The heavy voting started early in most towns. At East Lyme High School, where a police cruiser was parked prominently outside, assistant registrars Anna Montgomery and Loralyn Burdick said about 8:30 a.m. there had not been a dull moment.
The location was averaging about 300 voters an hour, Burdick said, with people sometimes having to wait in line for a cubicle to free up.
With about 57 years of polling place work between them, both said interest in voting seems to be on the rise, with more younger people participating and more parents bringing their children to watch the process.
"I haven't noticed (a lot of younger voters) yet, but it's early," Montgomery said.
Mitzi Barhorst, moderating for the third time but her first at Oswegatchie Elementary School in Waterford, said about 9 a.m. that the turnout had been "amazing."
"It's one of the better turnouts we've had, that's what I'm thinking," she said.
Barhorst, who has been working the polls for nine years, said the town received more absentee ballots than normal this year, which she thought might negatively impact in-person turnout Tuesday.
"But it has been great," she said.
New London High School had seen more than 500 voters by 9:15 a.m., moderator Rose Butler said.
"We started with 800 in our bag of ballots," said Butler, who said the location had a backup bag on hand should it need more.
"Although we haven't gotten there yet, I feel we're definitely going to reach that," she said.
The high school was one of multiple locations statewide that had a "voter challenger" on hand this year, Butler said.
Butler said the challenger, Ken Langille, was watching to ensure people provided proper identification and would object if he felt they hadn't.
In a voicemail message, Gabe Rosenberg of the state Secretary of the State's office said challengers have to make their challenge under oath and only can do so if they know, suspect or reasonably believe a person voting either isn't who they say they are, doesn't live where they say they live or is disenfranchised.
Butler said she was told she could veto Langille if she felt a voter was legitimate but, if she agreed a voter was not, that voter would get a provisional ballot, or one that is counted only upon verification of a voter's identity, instead of a regular ballot.
"We haven't had a challenger in a long time," Butler said.
Langille said he was in New London on behalf of the state Republican Party, has participated in election recounts and political campaigns and had not seen any problems at New London High School as of 9:30 a.m.

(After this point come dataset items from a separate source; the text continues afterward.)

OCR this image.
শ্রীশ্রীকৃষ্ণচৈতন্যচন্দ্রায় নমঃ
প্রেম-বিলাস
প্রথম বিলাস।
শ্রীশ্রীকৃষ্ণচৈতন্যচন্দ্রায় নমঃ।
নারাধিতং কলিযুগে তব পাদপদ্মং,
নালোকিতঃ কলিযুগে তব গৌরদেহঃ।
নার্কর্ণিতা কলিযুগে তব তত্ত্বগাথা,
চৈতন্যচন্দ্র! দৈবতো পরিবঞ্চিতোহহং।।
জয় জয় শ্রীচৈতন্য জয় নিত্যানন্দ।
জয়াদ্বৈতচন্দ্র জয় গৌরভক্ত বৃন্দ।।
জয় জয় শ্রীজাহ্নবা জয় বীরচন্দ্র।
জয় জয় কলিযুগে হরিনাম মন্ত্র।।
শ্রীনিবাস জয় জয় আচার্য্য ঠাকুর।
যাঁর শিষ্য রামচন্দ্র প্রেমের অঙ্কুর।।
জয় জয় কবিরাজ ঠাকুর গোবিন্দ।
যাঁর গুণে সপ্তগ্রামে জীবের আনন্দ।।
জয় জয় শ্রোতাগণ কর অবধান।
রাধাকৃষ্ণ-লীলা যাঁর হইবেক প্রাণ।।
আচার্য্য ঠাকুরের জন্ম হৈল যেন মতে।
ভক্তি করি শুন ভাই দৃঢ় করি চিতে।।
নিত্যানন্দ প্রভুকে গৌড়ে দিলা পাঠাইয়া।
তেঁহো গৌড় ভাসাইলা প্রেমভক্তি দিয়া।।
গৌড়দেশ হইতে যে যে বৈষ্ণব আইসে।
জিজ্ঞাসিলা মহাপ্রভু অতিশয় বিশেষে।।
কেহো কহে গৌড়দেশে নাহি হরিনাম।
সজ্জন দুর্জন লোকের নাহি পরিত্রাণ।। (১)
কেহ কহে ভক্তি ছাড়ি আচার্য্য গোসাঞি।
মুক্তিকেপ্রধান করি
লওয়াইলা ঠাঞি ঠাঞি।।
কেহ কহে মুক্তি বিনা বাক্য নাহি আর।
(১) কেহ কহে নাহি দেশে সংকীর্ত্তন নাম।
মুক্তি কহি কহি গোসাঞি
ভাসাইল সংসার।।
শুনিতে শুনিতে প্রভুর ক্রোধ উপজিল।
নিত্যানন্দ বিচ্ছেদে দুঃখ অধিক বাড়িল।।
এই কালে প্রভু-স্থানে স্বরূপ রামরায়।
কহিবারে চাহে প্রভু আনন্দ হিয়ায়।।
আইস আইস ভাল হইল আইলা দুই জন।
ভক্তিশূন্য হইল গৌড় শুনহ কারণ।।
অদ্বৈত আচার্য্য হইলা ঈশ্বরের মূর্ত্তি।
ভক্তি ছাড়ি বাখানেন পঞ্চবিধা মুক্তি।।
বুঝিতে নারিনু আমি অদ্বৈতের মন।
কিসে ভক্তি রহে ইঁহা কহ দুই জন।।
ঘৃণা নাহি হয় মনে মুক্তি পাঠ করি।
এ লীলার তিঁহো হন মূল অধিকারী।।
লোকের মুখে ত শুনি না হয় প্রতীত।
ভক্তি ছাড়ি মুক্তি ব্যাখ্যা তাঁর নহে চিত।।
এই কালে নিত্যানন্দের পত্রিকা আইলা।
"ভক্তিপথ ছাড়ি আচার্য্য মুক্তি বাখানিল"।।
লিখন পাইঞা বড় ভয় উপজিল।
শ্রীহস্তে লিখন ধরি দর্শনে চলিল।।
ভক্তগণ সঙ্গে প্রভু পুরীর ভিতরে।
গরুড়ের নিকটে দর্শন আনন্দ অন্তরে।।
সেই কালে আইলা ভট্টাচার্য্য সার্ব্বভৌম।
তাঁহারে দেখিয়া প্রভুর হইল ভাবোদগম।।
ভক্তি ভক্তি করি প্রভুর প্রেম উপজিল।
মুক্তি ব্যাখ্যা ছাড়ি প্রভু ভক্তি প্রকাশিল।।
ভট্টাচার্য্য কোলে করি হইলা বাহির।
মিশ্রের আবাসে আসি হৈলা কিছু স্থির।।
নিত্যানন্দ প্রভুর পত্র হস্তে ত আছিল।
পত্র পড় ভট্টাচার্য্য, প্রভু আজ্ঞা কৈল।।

Langille was hired for the District 1 polling site, the city's largest, at the request of the Republican Registrar of Voters Rob Pero, who heeded the advice of Republican gubernatorial candidate Bob Stefanowski.
Pero said the idea of unofficial checkers, who watch over the official paid checkers, was debated with Democratic Registrar Bill Giesing and they jointly decided a challenger would be less disruptive.
Pero said the challenger can actually aid and help direct people who are voting while watching for irregularities.
“This is done to help the voting process. This is not done to prohibit voting,” Pero said.
The challenger was paid the normal $250 fee that most of the poll workers are paid for the day of work. District 1 has a total of 14 workers, including moderator, two registrars, four checkers, four ballot clerks and two machine tenders.